Ses oeuvres appartiennent depuis longtemps au patrimoine de la France, cette France généreuse que d’aucuns aujourd’hui s’acharnent à avilir… Quand de « Nuit et Brouillard » surgissent « Deux enfants au soleil » qui se murmurent enlacés « Nous dormirons ensemble » avant de s’ « Aimer à perdre la raison » simplement parce que « C’est beau la vie », c’est l’amour de son prochain qui l’animait. Avec « Que serais-je sans toi ? », admirable poème d’Aragon qu’il fit sien, c’est un hymne à cet amour sublimé qui nous bouleverse. Et puis nous confiait-il, « Je ne chante pas pour passer le temps » car « On ne voit pas le temps passer » !

Quand je l’ai rencontré, lui le fidèle Ardéchois, dans son joli petit village d’Antraygues qui lui voue un respect et un amour authentiques, il m’a dit : « J’ai chanté la Vie, l’Amour et la seule Aristocratie qui en toutes circonstances a su garder toute sa Noblesse, celle qui a construit de ses mains multicolores mais toujours d’or, les usines des nantis, celle qui a coulé l’acier et la fonte, se brûlant la chair auprès des hauts-fourneaux, celle qui a usé ses yeux et brisé son corps dans les manufactures, celle qui a ruiné sa jeunesse pour le profit de bourgeois sans scrupule, celle qui a donné sa vie à la France pour la liberté de tous, la Classe Ouvrière ! » Et d’émotion ses yeux s’embuaient !

Ah, qu’il était fier ce peuple quand il entendait « Ma France » résonner dans tout le pays, car c’était la sienne qu’enfin on osait chanter avec tant de force et de talent, ou quand il frissonnait aux accents pleins d’espoir de « Potemkine » ce cuirassé russe révolté qui annonçait la Révolution d’Octobre. Dans ses chansons politiques, chaque mot était une flèche acérée qui faisait mal car elle faisait mouche. Jean Ferrat « disait un monde où l’on n’est pas du côté du plus fort ». Et la droite ne s’y trompait pas qui ne cessait de le censurer. Jean était un poète combattant non par choix mais par conviction, parce qu’il haïssait intrinsèquement l’injustice et ne supportait pas dans sa chair que sur cette terre des hommes puissent en dominer d’autres. Il aimait tant ton nom Liberté.

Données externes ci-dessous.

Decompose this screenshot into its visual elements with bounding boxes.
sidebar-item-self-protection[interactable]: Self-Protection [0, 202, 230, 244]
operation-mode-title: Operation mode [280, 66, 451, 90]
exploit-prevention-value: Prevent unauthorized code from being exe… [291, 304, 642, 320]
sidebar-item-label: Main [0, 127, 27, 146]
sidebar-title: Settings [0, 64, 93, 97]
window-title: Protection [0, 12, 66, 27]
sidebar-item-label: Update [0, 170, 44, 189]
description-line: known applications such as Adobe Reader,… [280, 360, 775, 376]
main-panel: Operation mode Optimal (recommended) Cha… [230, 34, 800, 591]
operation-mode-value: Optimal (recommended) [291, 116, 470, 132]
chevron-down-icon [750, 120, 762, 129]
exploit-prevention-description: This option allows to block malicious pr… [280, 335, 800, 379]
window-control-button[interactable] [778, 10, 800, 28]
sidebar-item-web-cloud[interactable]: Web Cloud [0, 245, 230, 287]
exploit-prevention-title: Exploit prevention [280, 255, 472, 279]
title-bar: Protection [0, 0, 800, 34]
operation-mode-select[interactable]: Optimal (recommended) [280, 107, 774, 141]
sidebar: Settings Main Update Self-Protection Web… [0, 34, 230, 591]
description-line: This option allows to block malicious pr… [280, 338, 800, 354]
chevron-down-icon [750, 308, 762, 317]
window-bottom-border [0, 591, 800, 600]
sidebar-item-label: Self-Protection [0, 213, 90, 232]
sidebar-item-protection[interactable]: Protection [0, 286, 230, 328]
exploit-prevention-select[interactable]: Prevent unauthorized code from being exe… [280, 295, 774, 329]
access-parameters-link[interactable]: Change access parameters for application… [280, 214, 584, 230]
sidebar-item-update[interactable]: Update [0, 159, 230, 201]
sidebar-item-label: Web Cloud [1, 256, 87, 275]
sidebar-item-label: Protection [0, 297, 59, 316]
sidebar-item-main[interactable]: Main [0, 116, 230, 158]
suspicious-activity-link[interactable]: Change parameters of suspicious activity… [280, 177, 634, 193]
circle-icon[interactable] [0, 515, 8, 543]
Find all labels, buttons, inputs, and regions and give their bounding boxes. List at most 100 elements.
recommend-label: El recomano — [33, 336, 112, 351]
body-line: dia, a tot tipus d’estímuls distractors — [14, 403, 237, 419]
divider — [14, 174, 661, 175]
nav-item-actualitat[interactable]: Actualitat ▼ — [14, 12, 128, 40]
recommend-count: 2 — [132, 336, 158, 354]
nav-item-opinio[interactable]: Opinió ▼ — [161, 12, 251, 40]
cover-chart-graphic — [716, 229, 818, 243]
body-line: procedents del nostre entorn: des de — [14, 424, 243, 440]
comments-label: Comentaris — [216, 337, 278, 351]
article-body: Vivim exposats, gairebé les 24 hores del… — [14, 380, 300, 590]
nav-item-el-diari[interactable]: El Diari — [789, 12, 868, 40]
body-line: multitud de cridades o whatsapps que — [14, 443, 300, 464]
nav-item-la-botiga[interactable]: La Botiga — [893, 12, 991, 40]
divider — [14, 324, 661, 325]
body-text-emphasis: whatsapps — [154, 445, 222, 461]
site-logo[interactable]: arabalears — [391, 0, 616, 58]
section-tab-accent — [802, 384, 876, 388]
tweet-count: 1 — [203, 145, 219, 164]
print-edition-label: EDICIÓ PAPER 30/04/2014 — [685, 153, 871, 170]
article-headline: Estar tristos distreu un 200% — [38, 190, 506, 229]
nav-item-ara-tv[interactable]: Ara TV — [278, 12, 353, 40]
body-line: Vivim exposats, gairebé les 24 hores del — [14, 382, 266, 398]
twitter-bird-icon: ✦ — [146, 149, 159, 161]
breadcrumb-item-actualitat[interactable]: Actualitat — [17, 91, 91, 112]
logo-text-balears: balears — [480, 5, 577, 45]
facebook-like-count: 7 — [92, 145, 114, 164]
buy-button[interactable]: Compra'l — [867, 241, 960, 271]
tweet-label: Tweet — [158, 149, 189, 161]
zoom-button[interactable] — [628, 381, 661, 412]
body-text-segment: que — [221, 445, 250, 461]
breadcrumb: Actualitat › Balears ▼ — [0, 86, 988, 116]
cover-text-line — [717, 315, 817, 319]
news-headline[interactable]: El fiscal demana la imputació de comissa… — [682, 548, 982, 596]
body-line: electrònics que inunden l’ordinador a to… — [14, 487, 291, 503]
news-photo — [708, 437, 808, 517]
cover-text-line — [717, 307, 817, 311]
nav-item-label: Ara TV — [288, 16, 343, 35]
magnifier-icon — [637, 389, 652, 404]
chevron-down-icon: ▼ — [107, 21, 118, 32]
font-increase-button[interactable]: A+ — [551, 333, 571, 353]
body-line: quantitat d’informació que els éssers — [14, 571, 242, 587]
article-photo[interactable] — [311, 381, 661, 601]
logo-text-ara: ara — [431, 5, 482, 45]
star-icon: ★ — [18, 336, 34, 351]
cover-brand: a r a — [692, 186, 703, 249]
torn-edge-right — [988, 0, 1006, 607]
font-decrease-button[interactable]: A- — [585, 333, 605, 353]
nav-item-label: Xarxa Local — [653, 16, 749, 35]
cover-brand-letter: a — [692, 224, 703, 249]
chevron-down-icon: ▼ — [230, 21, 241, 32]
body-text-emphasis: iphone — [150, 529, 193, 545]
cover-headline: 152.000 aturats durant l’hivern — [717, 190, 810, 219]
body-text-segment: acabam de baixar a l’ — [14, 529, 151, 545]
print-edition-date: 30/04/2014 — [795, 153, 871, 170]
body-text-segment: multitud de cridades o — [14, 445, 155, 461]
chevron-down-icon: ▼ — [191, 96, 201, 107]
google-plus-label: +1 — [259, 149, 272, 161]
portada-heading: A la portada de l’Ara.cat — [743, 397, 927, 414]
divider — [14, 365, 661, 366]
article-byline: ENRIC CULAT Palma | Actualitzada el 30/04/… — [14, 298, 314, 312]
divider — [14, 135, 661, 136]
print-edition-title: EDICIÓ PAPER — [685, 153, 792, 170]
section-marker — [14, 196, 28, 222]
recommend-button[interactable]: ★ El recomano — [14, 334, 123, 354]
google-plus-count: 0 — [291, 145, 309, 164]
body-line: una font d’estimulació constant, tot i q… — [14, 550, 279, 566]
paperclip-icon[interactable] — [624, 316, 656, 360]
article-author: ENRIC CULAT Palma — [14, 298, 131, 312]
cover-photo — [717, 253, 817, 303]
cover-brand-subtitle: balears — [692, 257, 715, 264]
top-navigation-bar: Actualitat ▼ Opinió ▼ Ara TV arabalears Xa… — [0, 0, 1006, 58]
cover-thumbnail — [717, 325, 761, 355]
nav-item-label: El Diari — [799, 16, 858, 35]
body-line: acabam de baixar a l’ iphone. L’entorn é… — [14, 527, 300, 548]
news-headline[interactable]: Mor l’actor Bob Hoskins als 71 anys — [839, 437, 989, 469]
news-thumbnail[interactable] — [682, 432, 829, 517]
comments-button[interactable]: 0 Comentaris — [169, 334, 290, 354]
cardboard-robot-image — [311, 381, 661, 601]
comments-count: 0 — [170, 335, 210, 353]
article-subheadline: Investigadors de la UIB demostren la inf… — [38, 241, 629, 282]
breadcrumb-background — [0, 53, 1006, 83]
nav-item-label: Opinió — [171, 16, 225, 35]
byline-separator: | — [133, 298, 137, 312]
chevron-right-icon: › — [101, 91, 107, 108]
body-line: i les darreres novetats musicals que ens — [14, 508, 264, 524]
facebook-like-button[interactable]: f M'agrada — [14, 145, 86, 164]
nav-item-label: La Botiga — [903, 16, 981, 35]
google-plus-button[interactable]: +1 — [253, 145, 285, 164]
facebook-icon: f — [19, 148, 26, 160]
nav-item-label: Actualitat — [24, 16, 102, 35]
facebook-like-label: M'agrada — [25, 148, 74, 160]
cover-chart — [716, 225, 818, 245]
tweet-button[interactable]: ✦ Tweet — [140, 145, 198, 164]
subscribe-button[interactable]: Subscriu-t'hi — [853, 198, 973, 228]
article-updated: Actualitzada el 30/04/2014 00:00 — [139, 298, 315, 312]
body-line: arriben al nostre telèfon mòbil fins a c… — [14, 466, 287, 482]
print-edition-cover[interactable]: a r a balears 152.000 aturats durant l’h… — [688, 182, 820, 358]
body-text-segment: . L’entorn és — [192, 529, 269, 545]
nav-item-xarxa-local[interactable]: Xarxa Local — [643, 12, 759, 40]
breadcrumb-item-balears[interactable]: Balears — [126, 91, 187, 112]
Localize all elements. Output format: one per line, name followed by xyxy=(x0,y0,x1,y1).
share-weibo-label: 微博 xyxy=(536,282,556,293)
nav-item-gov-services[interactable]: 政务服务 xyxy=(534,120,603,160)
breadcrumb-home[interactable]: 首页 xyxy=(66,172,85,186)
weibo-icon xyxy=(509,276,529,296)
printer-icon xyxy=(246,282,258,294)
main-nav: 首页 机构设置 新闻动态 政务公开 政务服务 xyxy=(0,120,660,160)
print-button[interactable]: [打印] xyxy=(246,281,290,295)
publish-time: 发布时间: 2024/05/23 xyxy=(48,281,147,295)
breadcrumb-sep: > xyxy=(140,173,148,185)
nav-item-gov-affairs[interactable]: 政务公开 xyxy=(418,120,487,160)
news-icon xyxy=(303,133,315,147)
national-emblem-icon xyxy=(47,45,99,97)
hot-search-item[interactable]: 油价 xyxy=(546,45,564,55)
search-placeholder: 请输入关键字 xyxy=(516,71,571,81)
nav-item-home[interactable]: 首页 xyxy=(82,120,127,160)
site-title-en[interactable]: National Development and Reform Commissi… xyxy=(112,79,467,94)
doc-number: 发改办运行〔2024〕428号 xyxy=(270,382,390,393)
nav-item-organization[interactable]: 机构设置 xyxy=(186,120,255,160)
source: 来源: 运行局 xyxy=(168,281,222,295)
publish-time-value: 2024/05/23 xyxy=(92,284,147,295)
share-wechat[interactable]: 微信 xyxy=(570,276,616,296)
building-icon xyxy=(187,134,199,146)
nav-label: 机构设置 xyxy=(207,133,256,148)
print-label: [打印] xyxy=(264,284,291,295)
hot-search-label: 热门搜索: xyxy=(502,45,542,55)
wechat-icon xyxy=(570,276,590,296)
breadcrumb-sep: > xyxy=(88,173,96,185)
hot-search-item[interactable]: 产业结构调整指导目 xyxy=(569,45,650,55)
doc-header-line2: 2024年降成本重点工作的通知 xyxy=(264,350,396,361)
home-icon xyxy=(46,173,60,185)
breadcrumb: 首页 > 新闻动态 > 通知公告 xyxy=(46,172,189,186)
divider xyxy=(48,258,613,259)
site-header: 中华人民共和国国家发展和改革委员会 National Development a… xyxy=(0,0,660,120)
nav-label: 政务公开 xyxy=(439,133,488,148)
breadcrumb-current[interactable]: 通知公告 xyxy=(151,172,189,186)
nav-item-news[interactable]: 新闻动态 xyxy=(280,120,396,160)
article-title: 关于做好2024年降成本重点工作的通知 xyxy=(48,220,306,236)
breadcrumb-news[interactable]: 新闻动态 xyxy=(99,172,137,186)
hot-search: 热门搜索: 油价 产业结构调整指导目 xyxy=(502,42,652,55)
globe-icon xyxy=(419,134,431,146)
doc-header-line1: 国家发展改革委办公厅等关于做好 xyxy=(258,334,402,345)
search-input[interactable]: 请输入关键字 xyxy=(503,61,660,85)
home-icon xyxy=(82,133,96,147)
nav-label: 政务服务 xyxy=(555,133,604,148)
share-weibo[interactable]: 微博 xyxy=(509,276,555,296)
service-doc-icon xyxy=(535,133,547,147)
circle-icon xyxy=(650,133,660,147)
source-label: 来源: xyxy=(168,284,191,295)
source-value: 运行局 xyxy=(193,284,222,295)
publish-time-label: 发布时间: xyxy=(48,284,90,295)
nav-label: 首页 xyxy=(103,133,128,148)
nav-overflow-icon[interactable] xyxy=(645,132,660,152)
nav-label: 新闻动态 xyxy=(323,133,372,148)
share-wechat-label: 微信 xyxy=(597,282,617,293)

En 1967, il se rendit naturellement à Cuba. Il en reviendra marqué profondément et définitivement par sa Révolution Humaniste. Il laissera alors pousser sa moustache qu’il ne rasera jamais en hommage aux Barbudos et composera notamment « Cuba Si », « Guérilleros » et « Santiago ».

Aujourd’hui, la tristesse nous étreint. Tu nous manques déjà . Avec Aragon, tu disais : « Vivre est un village où j’ai mal rêvé ! », j’ose te répondre que tu as vécu en homme véritable, en homme d’une infinie bonté qui n’a eu de cesse de magnifier la femme, de chanter l’amour, de louer la dignité des petites gens et de les faire bien rêver.

Très cher Jean, « Lorsque s’en vient le soir » au moment où les lilas vont fleurir, tu as beau nous « Ouvrir cent fois tes bras, c’est toujours la première fois » et nous ne saurons jamais t’offrir « Autant d’amours autant de fleurs » que tu as su le faire tout au long de ta belle et trop courte vie. Aussi, comme Aragon que tu admirais tant, « C’est si peu dire que nous t’aimons ».